Shackelford said, “It’s not about this one memorial. If that memorial goes down, what do you do with the 24-foot cross in Arlington cemetery, the Cross of Sacrifice? What do you with the Argonne Cross? What do you do with the tomb of the Unknown Soldier? What do you do with every community in every state of this country that has this type of religious imagery? The bull-dozing and sand-blasting that would have to occur with this precedent is beyond anyone’s imagination.”

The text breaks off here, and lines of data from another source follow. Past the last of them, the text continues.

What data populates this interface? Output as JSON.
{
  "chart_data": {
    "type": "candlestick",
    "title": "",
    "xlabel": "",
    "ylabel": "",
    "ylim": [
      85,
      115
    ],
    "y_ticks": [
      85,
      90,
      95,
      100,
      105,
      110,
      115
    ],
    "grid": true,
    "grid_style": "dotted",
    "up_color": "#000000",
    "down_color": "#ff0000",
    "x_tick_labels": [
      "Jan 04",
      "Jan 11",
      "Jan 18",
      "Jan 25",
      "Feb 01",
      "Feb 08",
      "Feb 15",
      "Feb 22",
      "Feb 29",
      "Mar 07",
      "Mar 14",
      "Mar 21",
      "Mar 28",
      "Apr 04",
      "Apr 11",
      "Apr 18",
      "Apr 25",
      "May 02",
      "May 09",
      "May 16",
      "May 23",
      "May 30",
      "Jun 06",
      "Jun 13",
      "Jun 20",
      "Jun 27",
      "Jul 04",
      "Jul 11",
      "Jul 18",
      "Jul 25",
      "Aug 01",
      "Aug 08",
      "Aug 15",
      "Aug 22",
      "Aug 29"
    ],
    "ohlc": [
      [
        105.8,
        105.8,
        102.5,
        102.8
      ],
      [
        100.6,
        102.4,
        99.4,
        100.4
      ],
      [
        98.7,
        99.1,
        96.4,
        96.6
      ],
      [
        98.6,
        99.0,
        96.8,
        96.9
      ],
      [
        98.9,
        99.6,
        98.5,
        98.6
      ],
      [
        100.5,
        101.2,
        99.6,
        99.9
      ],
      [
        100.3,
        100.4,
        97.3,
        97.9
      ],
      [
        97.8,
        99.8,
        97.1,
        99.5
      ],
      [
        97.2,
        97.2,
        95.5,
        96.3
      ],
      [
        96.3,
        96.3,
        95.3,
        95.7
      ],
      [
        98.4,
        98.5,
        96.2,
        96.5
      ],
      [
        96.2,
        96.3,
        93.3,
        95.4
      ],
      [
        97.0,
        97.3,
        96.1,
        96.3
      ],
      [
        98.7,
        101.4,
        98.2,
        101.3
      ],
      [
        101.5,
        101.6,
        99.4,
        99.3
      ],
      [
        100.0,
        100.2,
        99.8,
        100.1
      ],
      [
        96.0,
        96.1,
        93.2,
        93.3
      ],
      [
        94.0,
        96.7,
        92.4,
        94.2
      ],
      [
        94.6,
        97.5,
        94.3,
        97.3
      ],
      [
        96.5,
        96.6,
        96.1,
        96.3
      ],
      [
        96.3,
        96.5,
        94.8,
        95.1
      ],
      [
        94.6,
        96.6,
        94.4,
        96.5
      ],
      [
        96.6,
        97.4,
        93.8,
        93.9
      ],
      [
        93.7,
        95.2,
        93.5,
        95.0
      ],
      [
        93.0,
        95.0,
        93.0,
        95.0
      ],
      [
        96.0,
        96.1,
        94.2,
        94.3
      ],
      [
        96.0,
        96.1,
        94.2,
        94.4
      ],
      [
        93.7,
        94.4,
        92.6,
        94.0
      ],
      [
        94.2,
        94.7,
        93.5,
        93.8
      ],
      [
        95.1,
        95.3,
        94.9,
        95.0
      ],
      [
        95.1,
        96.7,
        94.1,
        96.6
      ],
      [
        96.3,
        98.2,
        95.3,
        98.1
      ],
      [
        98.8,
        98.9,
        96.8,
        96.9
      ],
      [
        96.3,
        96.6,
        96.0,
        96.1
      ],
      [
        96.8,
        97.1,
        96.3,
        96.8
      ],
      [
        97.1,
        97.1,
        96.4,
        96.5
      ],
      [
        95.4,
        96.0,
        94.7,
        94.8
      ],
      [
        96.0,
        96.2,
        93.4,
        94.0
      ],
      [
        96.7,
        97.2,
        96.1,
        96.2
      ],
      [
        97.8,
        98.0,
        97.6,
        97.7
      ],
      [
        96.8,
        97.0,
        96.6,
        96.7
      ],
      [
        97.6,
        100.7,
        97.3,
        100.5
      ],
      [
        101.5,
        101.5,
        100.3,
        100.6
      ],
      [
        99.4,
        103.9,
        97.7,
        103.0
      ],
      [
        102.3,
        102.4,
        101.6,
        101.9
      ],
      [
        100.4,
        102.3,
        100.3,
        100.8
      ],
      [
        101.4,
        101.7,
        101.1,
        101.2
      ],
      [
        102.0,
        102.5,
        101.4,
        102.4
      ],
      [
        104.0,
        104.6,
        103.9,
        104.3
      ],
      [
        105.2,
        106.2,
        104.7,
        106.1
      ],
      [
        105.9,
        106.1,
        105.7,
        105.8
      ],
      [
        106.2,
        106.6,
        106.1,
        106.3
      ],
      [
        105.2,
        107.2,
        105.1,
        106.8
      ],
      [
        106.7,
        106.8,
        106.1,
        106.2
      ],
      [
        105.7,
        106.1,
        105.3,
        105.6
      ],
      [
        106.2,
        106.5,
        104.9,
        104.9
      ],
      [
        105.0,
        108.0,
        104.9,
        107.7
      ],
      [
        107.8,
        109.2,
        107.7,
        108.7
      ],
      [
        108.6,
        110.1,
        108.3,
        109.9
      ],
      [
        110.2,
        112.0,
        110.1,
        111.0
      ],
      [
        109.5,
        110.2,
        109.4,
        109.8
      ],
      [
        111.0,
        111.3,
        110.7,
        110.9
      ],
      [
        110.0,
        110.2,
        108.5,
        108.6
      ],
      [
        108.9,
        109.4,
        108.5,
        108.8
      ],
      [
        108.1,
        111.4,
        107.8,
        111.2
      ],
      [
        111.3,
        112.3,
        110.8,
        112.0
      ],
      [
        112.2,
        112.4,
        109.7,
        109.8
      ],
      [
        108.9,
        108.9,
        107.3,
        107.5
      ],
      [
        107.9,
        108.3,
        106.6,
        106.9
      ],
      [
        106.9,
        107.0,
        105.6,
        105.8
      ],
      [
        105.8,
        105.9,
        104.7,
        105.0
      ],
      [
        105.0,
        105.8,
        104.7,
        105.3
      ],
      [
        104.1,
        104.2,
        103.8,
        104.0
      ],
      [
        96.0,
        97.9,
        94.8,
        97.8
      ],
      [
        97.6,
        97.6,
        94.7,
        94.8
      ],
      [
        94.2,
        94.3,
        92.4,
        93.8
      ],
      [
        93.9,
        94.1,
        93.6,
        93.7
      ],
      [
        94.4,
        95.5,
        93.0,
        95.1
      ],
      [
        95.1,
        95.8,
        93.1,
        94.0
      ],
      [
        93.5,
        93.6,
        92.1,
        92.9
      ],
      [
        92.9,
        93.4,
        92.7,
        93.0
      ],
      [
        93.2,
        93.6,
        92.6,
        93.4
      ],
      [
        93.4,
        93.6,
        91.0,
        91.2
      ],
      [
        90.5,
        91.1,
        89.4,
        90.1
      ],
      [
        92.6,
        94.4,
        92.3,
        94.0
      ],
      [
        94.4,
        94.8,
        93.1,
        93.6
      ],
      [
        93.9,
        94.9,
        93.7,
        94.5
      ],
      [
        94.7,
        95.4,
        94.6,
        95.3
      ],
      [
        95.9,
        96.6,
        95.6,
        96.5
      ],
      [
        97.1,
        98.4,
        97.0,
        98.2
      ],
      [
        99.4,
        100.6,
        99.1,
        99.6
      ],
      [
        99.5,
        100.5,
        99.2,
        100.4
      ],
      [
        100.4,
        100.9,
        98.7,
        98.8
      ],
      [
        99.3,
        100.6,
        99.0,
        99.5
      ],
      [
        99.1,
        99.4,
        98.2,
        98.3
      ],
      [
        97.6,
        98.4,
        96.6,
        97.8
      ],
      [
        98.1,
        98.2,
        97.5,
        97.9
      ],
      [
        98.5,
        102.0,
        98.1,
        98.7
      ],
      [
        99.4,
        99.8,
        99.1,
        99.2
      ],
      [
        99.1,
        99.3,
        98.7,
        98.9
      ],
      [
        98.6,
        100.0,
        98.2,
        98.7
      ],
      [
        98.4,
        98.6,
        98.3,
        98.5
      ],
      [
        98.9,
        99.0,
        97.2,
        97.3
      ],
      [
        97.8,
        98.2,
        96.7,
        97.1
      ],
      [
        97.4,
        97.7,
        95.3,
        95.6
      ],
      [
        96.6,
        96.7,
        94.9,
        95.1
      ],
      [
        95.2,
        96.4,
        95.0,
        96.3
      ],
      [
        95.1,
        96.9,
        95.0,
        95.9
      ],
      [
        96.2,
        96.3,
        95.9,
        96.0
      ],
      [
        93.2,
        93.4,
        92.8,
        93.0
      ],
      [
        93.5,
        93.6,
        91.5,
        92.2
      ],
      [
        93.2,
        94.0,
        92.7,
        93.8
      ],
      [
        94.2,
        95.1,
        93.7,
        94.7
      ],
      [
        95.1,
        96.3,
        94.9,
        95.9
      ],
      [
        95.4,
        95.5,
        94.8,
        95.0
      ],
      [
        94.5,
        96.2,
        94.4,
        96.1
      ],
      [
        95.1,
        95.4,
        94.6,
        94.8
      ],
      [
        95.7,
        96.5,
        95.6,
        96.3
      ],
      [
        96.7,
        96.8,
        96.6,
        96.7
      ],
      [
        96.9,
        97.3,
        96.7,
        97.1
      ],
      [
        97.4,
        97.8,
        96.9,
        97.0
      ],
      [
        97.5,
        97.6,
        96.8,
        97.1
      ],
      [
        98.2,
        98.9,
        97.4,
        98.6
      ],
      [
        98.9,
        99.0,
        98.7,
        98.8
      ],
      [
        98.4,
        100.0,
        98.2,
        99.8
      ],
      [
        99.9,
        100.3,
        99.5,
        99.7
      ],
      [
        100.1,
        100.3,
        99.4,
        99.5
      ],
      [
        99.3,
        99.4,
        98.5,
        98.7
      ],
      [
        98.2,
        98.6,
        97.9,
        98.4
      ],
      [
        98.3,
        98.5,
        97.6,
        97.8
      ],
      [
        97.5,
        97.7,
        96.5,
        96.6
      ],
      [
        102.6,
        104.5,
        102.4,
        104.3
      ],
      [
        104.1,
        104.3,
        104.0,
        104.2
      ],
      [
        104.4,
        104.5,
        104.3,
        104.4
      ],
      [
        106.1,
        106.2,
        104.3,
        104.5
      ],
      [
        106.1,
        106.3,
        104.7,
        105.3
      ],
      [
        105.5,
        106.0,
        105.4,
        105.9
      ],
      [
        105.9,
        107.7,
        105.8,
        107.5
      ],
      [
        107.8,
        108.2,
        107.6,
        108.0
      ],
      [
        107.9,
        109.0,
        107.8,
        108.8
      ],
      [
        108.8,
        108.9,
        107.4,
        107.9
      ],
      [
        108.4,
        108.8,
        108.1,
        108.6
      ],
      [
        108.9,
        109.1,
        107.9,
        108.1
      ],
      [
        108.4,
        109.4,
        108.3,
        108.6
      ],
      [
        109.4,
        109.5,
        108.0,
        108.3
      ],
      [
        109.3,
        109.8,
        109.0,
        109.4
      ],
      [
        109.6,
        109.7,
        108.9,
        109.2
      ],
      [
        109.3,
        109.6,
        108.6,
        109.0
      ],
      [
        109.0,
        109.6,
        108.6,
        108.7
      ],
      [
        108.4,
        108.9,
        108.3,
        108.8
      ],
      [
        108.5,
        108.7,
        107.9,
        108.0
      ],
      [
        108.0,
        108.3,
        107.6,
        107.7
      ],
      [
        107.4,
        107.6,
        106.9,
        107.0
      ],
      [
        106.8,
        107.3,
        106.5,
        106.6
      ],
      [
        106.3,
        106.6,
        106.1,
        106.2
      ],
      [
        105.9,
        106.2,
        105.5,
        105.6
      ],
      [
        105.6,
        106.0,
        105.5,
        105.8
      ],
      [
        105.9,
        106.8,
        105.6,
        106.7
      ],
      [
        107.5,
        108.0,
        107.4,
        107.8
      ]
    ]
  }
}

Attacks on the Freedom of Americans to Form Religious Organizations and Other Associations

According to the Becket Fund for Religious Liberty, “Aggressive secularists have begun attacking a deeply-cherished and previously unquestioned American freedom—the right of individuals to join together to choose their leaders based on their religious faith.

A case recently came before the U.S. Supreme Court where the Equal Employment Opportunity Commission challenged the Hosanna-Tabor Lutheran Church and School regarding whether the church had the right to determine who could teach in their religious school.

The Becket Fund reported, “Before the Supreme Court, the Justice argued for the first time in history that the First Amendment provides no greater protection for a church, synagogue, mosque, or other faith community to choose its own leaders than the right enjoyed by trade-unions, for-profit corporations, and fast-food restaurants.”

Hannah Smith, senior counsel for the Becket Fund, reported that the Justice Department’s second line of defense was even more interesting. If there is a ministerial exception, that exception should be limited only to those who perform exclusively religious functions.